Critique de spectacle

La Mégère apprivoisée par la compagnie des Têtes de bois dans une mise en scène de Mehdi Benabdelouhab à la Fabrik’théâtre du 5 au 27 Juillet à 16h00.

Cette représentation est un délice et il n’y a pas un seul instant où l’on pense à quitter cette très belle illusion théâtrale. Ici, cette comédie de Shakespeare prend son envol et nous est donnée à entendre comme une promesse incontrôlable de gags où le rire est roi.

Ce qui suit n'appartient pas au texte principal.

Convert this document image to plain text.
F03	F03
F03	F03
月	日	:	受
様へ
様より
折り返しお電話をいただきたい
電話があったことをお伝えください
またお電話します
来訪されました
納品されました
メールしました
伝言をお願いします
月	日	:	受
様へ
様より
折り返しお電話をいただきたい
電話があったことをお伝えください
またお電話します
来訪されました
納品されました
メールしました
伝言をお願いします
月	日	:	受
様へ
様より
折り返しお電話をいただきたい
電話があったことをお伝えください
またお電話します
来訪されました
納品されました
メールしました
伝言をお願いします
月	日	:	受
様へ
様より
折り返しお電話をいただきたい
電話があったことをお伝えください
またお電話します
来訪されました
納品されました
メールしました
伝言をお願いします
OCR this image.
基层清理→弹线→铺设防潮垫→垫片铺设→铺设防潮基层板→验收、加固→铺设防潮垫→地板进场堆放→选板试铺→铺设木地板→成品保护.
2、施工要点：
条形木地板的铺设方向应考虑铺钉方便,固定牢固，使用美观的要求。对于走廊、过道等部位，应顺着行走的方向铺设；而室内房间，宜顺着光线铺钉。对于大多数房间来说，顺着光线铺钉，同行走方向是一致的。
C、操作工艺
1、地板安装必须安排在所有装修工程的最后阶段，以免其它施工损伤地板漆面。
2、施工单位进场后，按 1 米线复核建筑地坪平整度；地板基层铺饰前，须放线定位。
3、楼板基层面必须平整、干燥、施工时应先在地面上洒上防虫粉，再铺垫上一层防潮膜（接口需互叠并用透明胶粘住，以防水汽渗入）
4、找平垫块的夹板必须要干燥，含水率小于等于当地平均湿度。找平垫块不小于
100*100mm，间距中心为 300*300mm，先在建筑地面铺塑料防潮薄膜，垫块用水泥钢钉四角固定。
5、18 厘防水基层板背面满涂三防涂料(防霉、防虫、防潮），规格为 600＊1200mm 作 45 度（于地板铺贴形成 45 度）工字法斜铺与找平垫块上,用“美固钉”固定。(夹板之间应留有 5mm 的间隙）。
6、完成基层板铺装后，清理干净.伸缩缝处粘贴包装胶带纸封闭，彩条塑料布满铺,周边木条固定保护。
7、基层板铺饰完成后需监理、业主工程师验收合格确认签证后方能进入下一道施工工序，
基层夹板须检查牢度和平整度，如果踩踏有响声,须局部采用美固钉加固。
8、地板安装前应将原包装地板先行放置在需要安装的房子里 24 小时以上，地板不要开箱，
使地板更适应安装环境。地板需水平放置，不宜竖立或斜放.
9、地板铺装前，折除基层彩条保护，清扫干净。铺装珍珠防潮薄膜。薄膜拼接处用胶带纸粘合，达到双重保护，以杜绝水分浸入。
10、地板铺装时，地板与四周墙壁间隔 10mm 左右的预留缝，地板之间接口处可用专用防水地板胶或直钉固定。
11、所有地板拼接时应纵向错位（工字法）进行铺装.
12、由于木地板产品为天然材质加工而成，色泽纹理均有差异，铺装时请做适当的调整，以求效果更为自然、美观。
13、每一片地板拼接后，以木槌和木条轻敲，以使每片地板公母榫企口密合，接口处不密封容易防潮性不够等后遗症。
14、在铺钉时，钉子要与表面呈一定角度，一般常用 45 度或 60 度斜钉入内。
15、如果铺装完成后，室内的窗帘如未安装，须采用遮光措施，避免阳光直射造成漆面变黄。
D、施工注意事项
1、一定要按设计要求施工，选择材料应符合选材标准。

La pièce en elle même, est d’une fraîcheur étonnante et se transforme avec cette mise en scène en un spectacle où chacun peut s’amuser et rentrer dans cet univers déjanté de l’histoire, sur laquelle le metteur en scène renchérit en choisissant d’accentuer les traits et les grimaces, soit par l’utilisation d’un masque, soit par un travail pointilleux sur le visage et sur la démarche du corps. Tous les comédiens nous font montre d’une extraordinaire énergie et d’une époustouflante adresse dans la maîtrise de leur jeu.

 

Le projet de cette mise en scène semble en tout point réussie. Le décor composé de tréteaux permet une modulation nécessaire aux changements de lieux. La musique quant à elle, où plutôt le rythme musical, avec la batterie accentue le tragique de cette apparente comédie entre les différents tableaux, et nous laisse à entendre une complainte inquiétante et languissante, qui contraste en tout point avec l’énergie et le burlesque de l’ensemble. C’est bien là le jeu des valeurs humaines, où la femme, en tout cas la mégère semble être vu comme un animal à dompter, une bête dont on doit outrepasser la férocité.

 

Cette comédie apparemment misogyne et bien souvent mal comprise, ne doit pas nous faire oublier que Shakespeare décrit ce qu’il vit en son temps, et nous ne pouvons pas juger son travail avec notre regard contemporain. Le fait même d’en rire encore fait-il du public un bourreau de conscience ? Cette mise en scène est un véritable coup de maître parce qu’elle efface cette dimension à travers une dérision et un ridicule toujours plus grand. La mise en scène ne s’offre à aucune période historique, les costumes sont bien ceux d’une commédia mais quelques éléments amusant dont je ne peux dévoiler la saveur sans en gâcher par avance l’immense plaisir, sont d’une inventivité et d’une originalité envieuse.

 

C’est bien une farce qui se complaît ici dans un jeu étincelant et cynique, où un homme décide d’épouser une furie pour la rendre docile et en faire un objet à sa merci pour laisser place aux prétendants de sa sœur cadette. Chaque scène est un passage, un pont que l’on traverse, le public vit l’histoire comme un songe. Il y a presque une dimension circassienne et clownesque dans cette représentation, mais toute deux assumées dans une symbiose qui frise une éclatante perfection. En un mot, ce spectacle est à voir absolument et sans détours, et c’est un très bel hommage à Shakespeare, qui à travers cette représentation, nous fait entendre sa voix plus grande et plus profonde encore.